50MHz 1KW+ SSPA(5)
2017.09.13
6.高調波とLPFについて

  実機での高調波レベルを測定してみました。ただ手持ちの方向性結合器が~1GHzまでの物で周波数特性が50MHzと100MHz以上の結合量が10dB以上違うため使用不可でした。ですので高調波測定時にはスペアナへのピックアップ用に大電力ATTを使っているのですが、ATTの耐電力の問題で500W CWでの測定になってしまっています。フルパワージには当然高調波はもっと高いレベルになります。

  Vddを50Vから65Vまで5Vステップで変化させた時の高調波のレベルです。

 Vdd=50V, P-out=500W CW


 Vdd=55V, P-out=500W CW


 Vdd=60V, P-out=500W CW


 Vdd=65V, P-out=500W CW


 デバイスは動作時のVddによって飽和パワーが変わってきますので高調波のレベルも変わります。また、出力整合回路は広帯域トランスによる整合回路ですので、高調波という観点からは非常に不利な回路です。しかし、デバイスはプッシュプル構成ですので、2次高調波(偶数次高調波)は教科書の通り低い値になっており、このレベルは動作時Vdd(=飽和出力レベル)には依存していないように見えます。ただし、4次高調波以降ではレベル変化が見られます。3次高調波に間してはVdd=50V→Vdd=65Vで約10dBcの改善がみられますので、こちらは飽和パワーレベルとの関係が大きいようです。これは飽和電力(Vddによって変化する)からのバックオフ量が違うからと推測できます。

 出力LPFについてです。回路シュミレータでの計算結果を示します。回路定数は先日アップしたPA回路図中の物です。



 上記回路の実測データです。



 試作したLPFの写真です。最終的にはPA基板上に実装します。



 LPFを実機に組み込んだ状態での高調波特性です。



 実際には定格出力時の高調波レベルはもっと高いと思われますので出力スプリアス特性がこの通りになるかは不明ですが、回路的には50MHzあたりですとシュミレーション結果と実測データの相関が非常に良いようなので、回路シュミレータ上で目標特性を探る事は容易だと思います。
50MHz 1KW+ SSPA(4)
2017.09.12
4. 出力特性

 現時点では出力LPFは組んでいないため、出力電力には高調波を含んでいるため実際には基本波の電力はもっと出力少ないと思います。またP1dB以上はリニアアンプとして使用不可なので測定していません。

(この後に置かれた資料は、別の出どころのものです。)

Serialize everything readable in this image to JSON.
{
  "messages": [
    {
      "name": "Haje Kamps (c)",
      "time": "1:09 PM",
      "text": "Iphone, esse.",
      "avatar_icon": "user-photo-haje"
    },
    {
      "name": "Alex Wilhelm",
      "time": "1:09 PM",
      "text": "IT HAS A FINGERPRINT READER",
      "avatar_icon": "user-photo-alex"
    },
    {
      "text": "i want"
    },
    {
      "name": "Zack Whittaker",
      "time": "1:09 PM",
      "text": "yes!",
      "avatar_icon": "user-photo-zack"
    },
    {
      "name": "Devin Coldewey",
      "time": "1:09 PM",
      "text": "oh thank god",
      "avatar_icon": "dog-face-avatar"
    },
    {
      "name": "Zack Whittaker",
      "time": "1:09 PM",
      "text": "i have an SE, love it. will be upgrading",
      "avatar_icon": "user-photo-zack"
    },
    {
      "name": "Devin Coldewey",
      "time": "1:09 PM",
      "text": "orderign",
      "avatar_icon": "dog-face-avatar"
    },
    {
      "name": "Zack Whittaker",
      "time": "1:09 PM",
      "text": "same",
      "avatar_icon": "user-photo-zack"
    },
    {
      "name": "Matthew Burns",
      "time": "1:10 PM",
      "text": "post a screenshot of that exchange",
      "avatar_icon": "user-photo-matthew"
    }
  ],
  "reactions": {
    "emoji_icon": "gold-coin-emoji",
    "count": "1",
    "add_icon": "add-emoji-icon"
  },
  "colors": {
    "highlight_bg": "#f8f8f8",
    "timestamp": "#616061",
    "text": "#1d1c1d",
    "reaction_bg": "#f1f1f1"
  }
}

Vdd=65V時の高出力時は電源(1.6KWのワイドレンジ電源)の出力電流が足りなくなるようで25A弱で電流リミットがかかってしまっています。したがって、ゲイン特性が変な形になっています。

5.動作ゲインについて

データシートでは小信号のゲインが33dBほどありますが、さすがに30dBを超えるようなゲインのアンプは50Ω負荷以外での動作(アンテナ接続等)を考えると怖くて使えません。

また、一般的な無線機のドライブ電力は10W程度と思いますのでそのパワーでフルパワーを出せるようにと大分動作ゲインを下げています。
目標は23dB程度としたのですが、現行では26dB程度になっています。

この辺は入力のIRLの改善を含めてもう少しシャント抵抗などの見直しをしても良いかもしれません。
50MHz 1KW+ SSPA(3)
2017.09.07
今回の試作では下記の事に関して実験/評価をしてみたいと考えています。

  1. 50MHz帯でのリニアアンプとしての動作は何Wまで可能?
  2. Vdd=65Vのメリット(出力飽和特性、ドレイン効率、他)
  3. Idqによるリニアリティの改善は可能?
  4. 高調波特性について
  5. 出力トランスは伝送線路?コンベンショナル?インピーダンス変換比は?

 またアンプユニットの冷却は強制水冷をトライします。

2.一応の目標仕様を作成します。
動作時のVddによって当然特性は変化しますので、とりあえずVdd=65Vという事にしています。



3.回路図 (暫定版)

 LDMOS FET使用で且つ広帯域トランスと使用しての整合ですので、アンプ基板上にLPFは作りこむ予定です。